Debbaudt · 1 juin 2016 à 16 h 07 min

Il nous faut absolument un gouvernement FORT afin de sortir du marasme économique ou les hyènes rouge verte bleue nous ont plongé , en premier suppression totale des syndicats de toutes obédiences et remplacement par un seul organisme gouvernemental qui protégerait èfficacement les travailleurs de la nation .
Or nous avons juste le contraire des syndic vampire des deniers public , à la botte du gouvernement de banksters .

cholewa · 1 juin 2016 à 21 h 20 min

Pour preuve que les syndicats sont le bras armé des partis, c’est que le président du PS s’était mêlé au manifestants. Que les manifestations telles que maintenant ne servent à rien, c’est clair, moi je proposerais plutôt le boycott, dans une action comme ça, impossible d’arrêter les manifestants, ils sont chez eux et l’état perd des millions ou alors carrément la révolution et relancer un gouvernement unique, comme en 1835 quand il n’y avait que 5, oui j’ai bien écris CINQ ministres, pour gouverner la Belgique.

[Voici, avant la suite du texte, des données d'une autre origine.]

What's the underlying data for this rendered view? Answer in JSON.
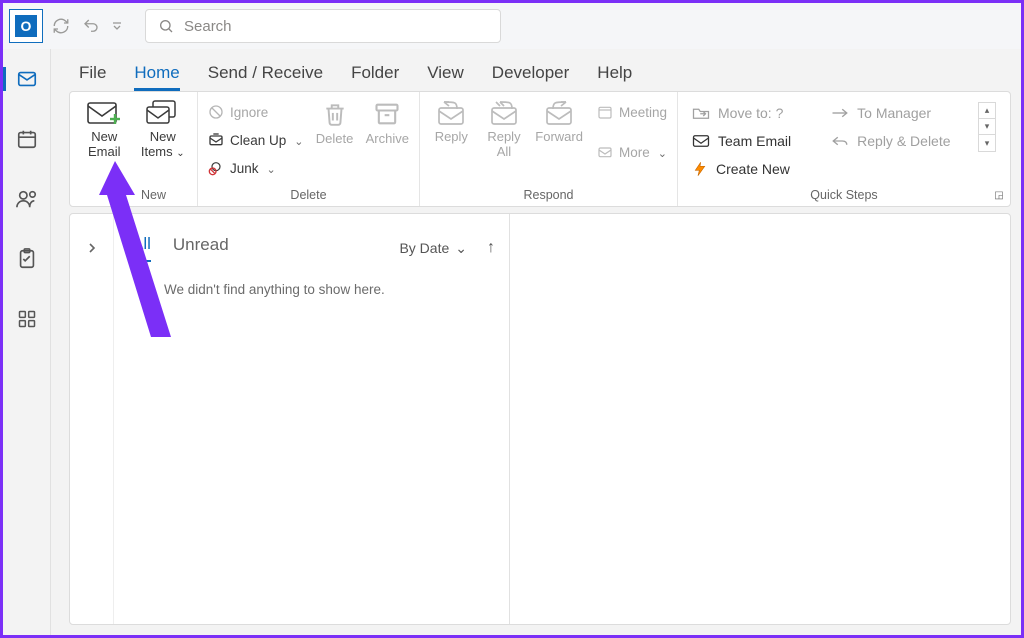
{
  "titlebar": {
    "search_placeholder": "Search"
  },
  "leftrail": {
    "items": [
      "mail",
      "calendar",
      "people",
      "tasks",
      "apps"
    ]
  },
  "menubar": {
    "items": [
      "File",
      "Home",
      "Send / Receive",
      "Folder",
      "View",
      "Developer",
      "Help"
    ],
    "active_index": 1
  },
  "ribbon": {
    "new_group": {
      "label": "New",
      "new_email": "New Email",
      "new_items": "New Items"
    },
    "delete_group": {
      "label": "Delete",
      "ignore": "Ignore",
      "cleanup": "Clean Up",
      "junk": "Junk",
      "delete": "Delete",
      "archive": "Archive"
    },
    "respond_group": {
      "label": "Respond",
      "reply": "Reply",
      "reply_all": "Reply All",
      "forward": "Forward",
      "meeting": "Meeting",
      "more": "More"
    },
    "quicksteps_group": {
      "label": "Quick Steps",
      "move_to": "Move to: ?",
      "team_email": "Team Email",
      "create_new": "Create New",
      "to_manager": "To Manager",
      "reply_delete": "Reply & Delete"
    }
  },
  "messagelist": {
    "tab_all": "All",
    "tab_unread": "Unread",
    "sort_label": "By Date",
    "empty_text": "We didn't find anything to show here."
  }
}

Jean Schmitz · 1 juin 2016 à 22 h 57 min

Pour monsieur Debbaudt : Pour ma part, j’ai toujours lutté, comme fonctionnaire, pour ne pas tomber dans le piege classique du genre “est-ce que tu es dans le bon syndicat, au moins ?” (le délegué CGSP de la poste, a l’époque)… et j’ai toujours répondu : “je n’ai besoin d’aucun syndicat, car, au moindre probleme, avec moi, c’est avocat, et direct au tribunal du travail, pour un meilleur résultat que les miseres que le syndicat peut obtenir en vous “défendant”. Aussi, j’ai souvent pu user de stratagemes pour éviter les piquets de greve, et faire acte de présence. Parfois, quand cela était impossible, et bien, je perdais ma journée, mais je n’ai jamais du faire des courbettes, ni me soumettre a quelque syndicat que ce soit, malgré les pressions des “camarades”. Agir comme cela, m’a couté un peu d’argent, mais moins que les sommes mirobolantes que tous mes collegues payaient, et payent a leur syndicat… Quand on fait le compte sur une année, ils payent une fortune, pour se faire aider par un systeme juridique syndical dont on pourrait meme douter de la compétence, et qui ne vaudra jamais le tribunal du travail, ou un avocat professionnel specialise dans la branche. Si je les avais écouté, ceux de la CGSP, et bien, je n’aurais jamais été indemnisé correctement apres mes accidents de travail, je n’aurais jamais recu d’indemnités dues a un pourcentage d’incapacité et a l’heure qu’il est, au lieu d’etre pensionné, et bien, ils m’auraient forcé a reprendre le travail, comme ils ont fait avec mes collegues de l’époque, lors du deuxieme hold-up subi au bureau. Il faut dire aussi, que si je fus pensionné, c’etait non seulemet pour mes accidents, mais aussi, pour me faire fermer ma gueule. car je savais bien trop de choses…Il faut dire aussi, que c’est toujours l’imbécile moyen, qui tombe dans le piege de suivre le troupeau.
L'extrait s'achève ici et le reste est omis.